What was the "libration of Pallas" that Gauss studied, when Pallas is not a moon of Jupiter?

Question

This question is a request for general explanation of an astronomical phenomenon known as "Pallas libration", and isn't much about the details of Gauss's mathematical model of this libration. As is well known (see this post: Calculation of Gauss leading to 18:7 resonance between orbits of Jupiter and Pallas), Gauss discovered a $18:7$ resonance of Pallas with Jupiter, and according to the source given in https://aas.org/archives/BAAS/v31n5/aas195/431.htm ("On the Commensurate Motion of Pallas") he developed a theory of the periodic libration of Pallas with a period of $737$ Jupiter sidereal periods (Werke v. 7, p. 421, p. 559). Martin Brendel, in his essay on Gauss's astronomical works, also commented about Gauss's theory of libration (he actually devoted an entire section to it in his essay).

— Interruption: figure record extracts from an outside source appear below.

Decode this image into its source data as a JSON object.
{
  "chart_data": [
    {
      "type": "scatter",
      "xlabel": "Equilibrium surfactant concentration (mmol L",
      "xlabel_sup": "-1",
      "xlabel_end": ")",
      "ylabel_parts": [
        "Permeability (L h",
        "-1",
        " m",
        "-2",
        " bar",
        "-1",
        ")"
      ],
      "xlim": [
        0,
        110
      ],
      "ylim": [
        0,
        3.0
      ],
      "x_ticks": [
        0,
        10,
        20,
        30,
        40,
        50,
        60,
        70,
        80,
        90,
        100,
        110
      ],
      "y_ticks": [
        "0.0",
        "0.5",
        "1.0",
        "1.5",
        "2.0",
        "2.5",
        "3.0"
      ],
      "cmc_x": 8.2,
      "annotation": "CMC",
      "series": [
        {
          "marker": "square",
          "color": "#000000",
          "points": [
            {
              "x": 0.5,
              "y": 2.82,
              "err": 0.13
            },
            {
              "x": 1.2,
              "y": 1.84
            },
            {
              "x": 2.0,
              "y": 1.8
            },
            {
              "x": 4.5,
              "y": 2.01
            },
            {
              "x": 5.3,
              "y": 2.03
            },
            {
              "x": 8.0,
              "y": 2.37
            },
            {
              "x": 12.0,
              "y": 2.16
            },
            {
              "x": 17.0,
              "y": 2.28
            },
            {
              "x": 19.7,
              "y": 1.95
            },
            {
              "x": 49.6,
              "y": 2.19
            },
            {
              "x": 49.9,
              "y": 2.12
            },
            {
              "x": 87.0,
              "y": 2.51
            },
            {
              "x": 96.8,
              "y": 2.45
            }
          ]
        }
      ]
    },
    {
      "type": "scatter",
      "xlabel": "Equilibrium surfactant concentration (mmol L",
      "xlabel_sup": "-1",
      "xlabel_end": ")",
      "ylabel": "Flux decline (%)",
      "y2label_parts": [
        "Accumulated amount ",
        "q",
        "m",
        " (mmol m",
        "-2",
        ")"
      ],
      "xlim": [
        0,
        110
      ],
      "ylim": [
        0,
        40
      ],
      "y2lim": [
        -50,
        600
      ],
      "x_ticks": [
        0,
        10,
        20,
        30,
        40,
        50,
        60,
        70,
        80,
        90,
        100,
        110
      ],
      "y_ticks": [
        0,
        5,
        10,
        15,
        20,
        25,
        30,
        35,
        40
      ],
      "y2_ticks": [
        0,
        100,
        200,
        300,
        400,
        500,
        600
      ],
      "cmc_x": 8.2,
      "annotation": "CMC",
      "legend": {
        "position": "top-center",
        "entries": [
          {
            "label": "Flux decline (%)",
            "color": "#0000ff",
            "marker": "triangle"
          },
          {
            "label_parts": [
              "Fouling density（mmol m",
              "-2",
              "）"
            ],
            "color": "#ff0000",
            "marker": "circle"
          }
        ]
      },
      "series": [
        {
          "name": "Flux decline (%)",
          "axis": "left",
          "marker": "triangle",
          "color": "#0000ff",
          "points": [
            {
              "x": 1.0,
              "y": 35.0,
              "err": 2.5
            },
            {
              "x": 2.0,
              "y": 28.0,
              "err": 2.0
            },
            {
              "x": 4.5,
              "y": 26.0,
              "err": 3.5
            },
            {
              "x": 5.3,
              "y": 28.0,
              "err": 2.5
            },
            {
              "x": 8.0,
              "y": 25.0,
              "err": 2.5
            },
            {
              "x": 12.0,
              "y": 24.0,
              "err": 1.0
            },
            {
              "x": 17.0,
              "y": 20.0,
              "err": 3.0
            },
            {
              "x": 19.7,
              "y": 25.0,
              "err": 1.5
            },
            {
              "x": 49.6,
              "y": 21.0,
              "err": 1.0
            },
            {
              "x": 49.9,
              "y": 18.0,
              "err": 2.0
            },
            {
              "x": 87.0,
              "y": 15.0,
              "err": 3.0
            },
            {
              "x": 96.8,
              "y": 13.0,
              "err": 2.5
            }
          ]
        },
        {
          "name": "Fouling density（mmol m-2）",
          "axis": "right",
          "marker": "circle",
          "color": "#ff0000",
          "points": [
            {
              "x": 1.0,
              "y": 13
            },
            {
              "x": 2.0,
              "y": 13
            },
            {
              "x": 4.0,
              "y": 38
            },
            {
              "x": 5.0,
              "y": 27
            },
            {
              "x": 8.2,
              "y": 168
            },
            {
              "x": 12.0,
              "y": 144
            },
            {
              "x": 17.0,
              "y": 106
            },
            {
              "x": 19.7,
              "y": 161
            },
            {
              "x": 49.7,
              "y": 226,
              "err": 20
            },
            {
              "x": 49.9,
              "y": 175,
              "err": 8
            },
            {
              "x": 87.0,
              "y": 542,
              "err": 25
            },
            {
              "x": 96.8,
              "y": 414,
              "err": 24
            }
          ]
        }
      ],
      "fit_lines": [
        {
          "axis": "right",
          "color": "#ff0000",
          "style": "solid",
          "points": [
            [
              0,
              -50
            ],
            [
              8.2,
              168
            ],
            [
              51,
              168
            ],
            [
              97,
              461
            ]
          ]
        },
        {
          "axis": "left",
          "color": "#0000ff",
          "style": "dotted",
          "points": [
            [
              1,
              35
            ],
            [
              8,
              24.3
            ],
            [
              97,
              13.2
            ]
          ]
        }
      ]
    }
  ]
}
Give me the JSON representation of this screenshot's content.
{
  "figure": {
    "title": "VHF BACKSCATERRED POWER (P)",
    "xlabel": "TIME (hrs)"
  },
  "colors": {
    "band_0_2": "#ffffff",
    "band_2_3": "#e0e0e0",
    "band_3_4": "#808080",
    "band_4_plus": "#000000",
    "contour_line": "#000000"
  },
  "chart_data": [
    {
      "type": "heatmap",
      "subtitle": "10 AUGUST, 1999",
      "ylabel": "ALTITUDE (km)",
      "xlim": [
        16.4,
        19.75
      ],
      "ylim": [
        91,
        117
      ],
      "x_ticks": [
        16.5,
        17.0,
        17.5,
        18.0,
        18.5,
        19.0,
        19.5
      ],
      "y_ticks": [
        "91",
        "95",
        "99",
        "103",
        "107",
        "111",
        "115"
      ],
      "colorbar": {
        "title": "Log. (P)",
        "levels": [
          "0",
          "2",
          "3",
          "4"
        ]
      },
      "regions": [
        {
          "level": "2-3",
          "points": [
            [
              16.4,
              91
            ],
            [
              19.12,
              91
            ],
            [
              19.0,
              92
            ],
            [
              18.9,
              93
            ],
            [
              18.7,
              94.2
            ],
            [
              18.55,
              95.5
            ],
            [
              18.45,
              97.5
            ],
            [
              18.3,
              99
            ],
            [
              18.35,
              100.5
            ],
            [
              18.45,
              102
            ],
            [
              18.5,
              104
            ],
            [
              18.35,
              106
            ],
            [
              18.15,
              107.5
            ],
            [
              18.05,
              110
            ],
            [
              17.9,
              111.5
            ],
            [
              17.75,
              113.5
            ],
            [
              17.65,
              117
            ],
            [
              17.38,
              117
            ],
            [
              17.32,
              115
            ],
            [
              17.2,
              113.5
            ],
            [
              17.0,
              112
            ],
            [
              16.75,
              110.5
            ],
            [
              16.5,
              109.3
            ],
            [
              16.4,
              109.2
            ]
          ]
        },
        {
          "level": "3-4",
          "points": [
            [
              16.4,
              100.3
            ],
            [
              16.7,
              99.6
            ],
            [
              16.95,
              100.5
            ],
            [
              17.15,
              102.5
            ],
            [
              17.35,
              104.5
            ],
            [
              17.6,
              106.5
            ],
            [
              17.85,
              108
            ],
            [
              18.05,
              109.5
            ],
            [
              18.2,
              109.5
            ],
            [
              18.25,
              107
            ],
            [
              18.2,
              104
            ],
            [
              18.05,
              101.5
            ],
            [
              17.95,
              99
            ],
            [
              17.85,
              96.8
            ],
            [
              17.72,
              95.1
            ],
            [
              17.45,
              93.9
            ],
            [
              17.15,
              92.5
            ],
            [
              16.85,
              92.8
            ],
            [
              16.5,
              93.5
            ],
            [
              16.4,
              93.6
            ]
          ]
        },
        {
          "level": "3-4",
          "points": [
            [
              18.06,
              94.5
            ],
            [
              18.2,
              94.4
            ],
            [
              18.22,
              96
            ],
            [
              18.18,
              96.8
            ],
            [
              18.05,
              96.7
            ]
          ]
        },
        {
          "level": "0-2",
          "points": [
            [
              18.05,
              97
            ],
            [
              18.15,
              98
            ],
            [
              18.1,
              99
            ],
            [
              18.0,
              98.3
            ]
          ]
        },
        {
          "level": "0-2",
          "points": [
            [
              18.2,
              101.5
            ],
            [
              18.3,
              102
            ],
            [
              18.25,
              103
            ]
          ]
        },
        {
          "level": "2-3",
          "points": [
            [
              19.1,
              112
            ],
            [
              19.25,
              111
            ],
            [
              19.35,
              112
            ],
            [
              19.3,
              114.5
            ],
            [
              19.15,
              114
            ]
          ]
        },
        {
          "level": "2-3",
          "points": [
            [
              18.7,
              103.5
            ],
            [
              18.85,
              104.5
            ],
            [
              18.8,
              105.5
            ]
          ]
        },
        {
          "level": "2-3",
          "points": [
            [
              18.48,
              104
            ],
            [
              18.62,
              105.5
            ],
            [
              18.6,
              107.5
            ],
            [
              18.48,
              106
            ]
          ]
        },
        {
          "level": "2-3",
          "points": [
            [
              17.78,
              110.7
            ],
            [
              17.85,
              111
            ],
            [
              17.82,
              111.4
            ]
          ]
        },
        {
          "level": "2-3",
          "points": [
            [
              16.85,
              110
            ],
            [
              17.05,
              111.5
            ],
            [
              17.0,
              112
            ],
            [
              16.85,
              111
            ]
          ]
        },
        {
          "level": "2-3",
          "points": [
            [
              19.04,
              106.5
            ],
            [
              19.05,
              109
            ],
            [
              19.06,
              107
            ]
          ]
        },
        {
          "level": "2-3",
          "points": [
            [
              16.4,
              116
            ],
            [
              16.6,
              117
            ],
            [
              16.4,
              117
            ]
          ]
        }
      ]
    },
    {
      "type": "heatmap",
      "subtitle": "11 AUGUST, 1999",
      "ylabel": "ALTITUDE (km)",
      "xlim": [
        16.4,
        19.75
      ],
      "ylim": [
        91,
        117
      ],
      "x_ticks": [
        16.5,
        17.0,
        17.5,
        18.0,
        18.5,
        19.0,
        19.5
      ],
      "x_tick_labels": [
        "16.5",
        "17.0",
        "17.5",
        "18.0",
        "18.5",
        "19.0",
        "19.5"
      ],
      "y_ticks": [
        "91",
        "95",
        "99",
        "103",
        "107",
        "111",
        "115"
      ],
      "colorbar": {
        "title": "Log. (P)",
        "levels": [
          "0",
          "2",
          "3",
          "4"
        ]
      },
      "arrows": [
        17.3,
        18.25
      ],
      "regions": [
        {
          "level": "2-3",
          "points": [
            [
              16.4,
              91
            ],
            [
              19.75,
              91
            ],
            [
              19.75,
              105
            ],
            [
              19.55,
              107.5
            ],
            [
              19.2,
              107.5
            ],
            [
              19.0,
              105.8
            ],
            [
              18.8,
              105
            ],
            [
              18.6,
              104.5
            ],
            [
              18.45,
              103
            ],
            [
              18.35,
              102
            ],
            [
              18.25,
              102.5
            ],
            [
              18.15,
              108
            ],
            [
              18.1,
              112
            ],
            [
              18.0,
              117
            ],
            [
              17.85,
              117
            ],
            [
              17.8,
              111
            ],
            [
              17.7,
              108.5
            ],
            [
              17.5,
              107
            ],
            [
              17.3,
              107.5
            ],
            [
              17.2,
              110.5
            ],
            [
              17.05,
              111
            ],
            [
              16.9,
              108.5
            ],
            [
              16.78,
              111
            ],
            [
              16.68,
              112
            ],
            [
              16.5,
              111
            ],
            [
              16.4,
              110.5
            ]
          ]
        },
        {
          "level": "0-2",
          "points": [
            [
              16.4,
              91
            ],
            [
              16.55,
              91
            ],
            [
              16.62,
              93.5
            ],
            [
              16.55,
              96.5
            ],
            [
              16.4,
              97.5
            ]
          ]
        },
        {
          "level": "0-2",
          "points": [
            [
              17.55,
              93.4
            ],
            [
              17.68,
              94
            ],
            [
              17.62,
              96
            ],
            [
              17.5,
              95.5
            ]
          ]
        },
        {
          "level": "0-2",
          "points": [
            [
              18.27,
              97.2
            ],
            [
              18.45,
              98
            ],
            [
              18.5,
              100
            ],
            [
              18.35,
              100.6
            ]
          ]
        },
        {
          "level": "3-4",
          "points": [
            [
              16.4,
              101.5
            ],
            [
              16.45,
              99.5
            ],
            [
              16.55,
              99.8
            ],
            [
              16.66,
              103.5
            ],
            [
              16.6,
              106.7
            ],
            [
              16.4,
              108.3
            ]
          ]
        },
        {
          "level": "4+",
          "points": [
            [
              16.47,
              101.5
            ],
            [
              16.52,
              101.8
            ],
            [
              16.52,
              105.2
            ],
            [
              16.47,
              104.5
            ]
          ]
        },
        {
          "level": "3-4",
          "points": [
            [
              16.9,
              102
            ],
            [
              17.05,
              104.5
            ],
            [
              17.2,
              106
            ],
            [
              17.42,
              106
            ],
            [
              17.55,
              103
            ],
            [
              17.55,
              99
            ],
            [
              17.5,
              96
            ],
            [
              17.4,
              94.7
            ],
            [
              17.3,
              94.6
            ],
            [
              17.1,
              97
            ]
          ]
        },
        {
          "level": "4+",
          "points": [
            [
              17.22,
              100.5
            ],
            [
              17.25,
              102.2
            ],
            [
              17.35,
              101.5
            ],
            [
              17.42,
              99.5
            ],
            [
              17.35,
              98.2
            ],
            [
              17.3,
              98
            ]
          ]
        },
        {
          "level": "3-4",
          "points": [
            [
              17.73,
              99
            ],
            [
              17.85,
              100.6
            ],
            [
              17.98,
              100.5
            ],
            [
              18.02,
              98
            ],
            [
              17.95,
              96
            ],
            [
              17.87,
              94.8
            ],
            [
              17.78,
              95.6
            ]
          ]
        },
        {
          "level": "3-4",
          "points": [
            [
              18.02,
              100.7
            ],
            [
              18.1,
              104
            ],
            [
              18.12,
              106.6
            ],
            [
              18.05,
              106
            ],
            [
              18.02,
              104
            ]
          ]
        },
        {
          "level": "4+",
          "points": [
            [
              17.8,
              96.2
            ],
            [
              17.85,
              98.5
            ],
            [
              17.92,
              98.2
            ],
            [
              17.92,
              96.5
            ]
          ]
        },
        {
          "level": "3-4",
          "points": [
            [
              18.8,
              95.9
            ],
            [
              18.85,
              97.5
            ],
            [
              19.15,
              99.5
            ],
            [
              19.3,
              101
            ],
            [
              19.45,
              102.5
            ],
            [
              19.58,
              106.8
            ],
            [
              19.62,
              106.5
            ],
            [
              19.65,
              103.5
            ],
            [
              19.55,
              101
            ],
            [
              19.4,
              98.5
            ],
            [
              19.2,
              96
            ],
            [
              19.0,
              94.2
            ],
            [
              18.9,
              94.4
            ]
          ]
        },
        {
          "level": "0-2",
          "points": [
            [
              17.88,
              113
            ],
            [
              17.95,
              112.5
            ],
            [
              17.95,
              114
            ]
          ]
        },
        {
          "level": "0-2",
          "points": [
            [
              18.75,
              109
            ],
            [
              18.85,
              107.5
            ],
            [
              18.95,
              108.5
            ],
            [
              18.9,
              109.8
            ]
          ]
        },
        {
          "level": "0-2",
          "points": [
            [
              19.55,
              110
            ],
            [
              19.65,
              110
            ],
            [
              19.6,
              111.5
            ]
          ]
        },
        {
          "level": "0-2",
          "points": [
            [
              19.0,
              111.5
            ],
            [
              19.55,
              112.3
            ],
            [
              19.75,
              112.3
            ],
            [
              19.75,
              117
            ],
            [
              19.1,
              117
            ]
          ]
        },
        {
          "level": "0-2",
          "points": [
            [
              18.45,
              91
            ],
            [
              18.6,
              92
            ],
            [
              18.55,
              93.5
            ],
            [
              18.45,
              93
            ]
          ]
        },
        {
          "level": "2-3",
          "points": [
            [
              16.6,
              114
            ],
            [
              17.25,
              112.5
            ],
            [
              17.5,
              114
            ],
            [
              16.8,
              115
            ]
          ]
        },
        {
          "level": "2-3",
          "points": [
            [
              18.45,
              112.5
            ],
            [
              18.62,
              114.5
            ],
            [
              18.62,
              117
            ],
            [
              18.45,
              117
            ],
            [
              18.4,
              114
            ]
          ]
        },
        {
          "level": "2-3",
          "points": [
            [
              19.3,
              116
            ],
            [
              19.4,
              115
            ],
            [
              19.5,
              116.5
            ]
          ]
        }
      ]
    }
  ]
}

The basic point i don't understand is the use of the word "libration" within the context of the motion of asteroids - as far as i know, libration is a phenomenon in which an observer on a planet (Earth, for example) is able to see more then a half of an orbiting moon which is in a "tidal lock" with the planet (the effect in which tidal forces and moments synchronize the rotational angular motion of the moon with his orbital angular motion). This is caused by visual effects such as the parallax derived from the change in positions of the observer. But Pallas isn't even a moon of Jupiter, needless to say in "tidal-lock" with Jupiter. So i'd really like to get an explanation on this.

Although this question is more about the physics involved then about the historical circumstances, I chose to mention Gauss and ask it on HSM stackexchange, simply because he was one of the few astronomers that attempted to formulate such a theory (which is quite a "niche" in astronomical sciences), so one can't really seperate the science from it's history and discoverers in this case.

Answer 1

"Libration" loosely refers to longitudinal oscillations due to orbital resonances. The tidal lock and the trojans, the only situations that Wikipedia mentions, are just special cases. The existence of resonances does not require one body to revolve around the other, and Jupiter exerts a major pull on the asteroid belt just as a planet would on its moons.

However, according to Woltjer's On the supposed libration in the motion of Pallas, Gauss's "libration" of Pallas was likely a numerical artifact:

"One of the results of GAUSS' investigation on the motion of Pallas as disturbed by the attraction of Jupiter consists in the commensurability of the mean motions $$18n'-7n=0.\ \ \ \ \ \ \ \ \ \ \ \ \ (1)$$ This equation shows a remarkable difference with the corresponding equations for some of the best known cases of libration in the solar system. In all these cases the algebraic sum of the integral numbers from the coefficients of the mean motions in the equations analogous to $(1)$ is zero; here it is $+11$...

The origin of this strange result contained in $(1)$ lies in the fact that GAUSS developed the perturbative function for definite numerical values of the elements. If $\lambda, \varpi, \Omega$ denote the mean longitude, longitude of perihelium, longitude of ascending node of Pallas, and the corresponding quantities for Jupiter are denoted by accented symbols, we have the following arguments in the perturbative function associated with the commensurability $18:7$: $$ 18\lambda'-7\lambda-11\varpi\\ 18\lambda'-7\lambda-10\varpi-\Omega\ \ \ \ \ \ (2) $$ All the corresponding terms have been coalesced into one by GAUSS' numerical development; If however one of these terms, say the first; represents a case of libration, then the other's arguments have mean motions, such as for the second term $\varpi-\Omega$, which in general are different from zero.

Thus the coefficient $\alpha$ in the differential equation for the argument of the libration u: $$ \frac{d^2u}{dt^2}=-7\alpha n^2\sin u $$ should correspond to one of the arguments $(2)$ only, and not to the coefficient resulting from the addition of all the terms $(2)$ for definite numerical values of $\varpi$, $\varpi'$ and $\Omega$. Consequently it seems to me that we have no reason to assume the existence of libration in the motion of Pallas, until a more detailed investigation of the problem has been made by considering each of the terms $(2)$ separately.

Taylor in The secular motion of Pallas summarizes this as "Woltjer (1922) showed that the $18:7$ commensurability was unlikely to lead to a libration in the motion of Pallas", and discusses the effect of resonances with Jupiter on the motion of asteroids more generally.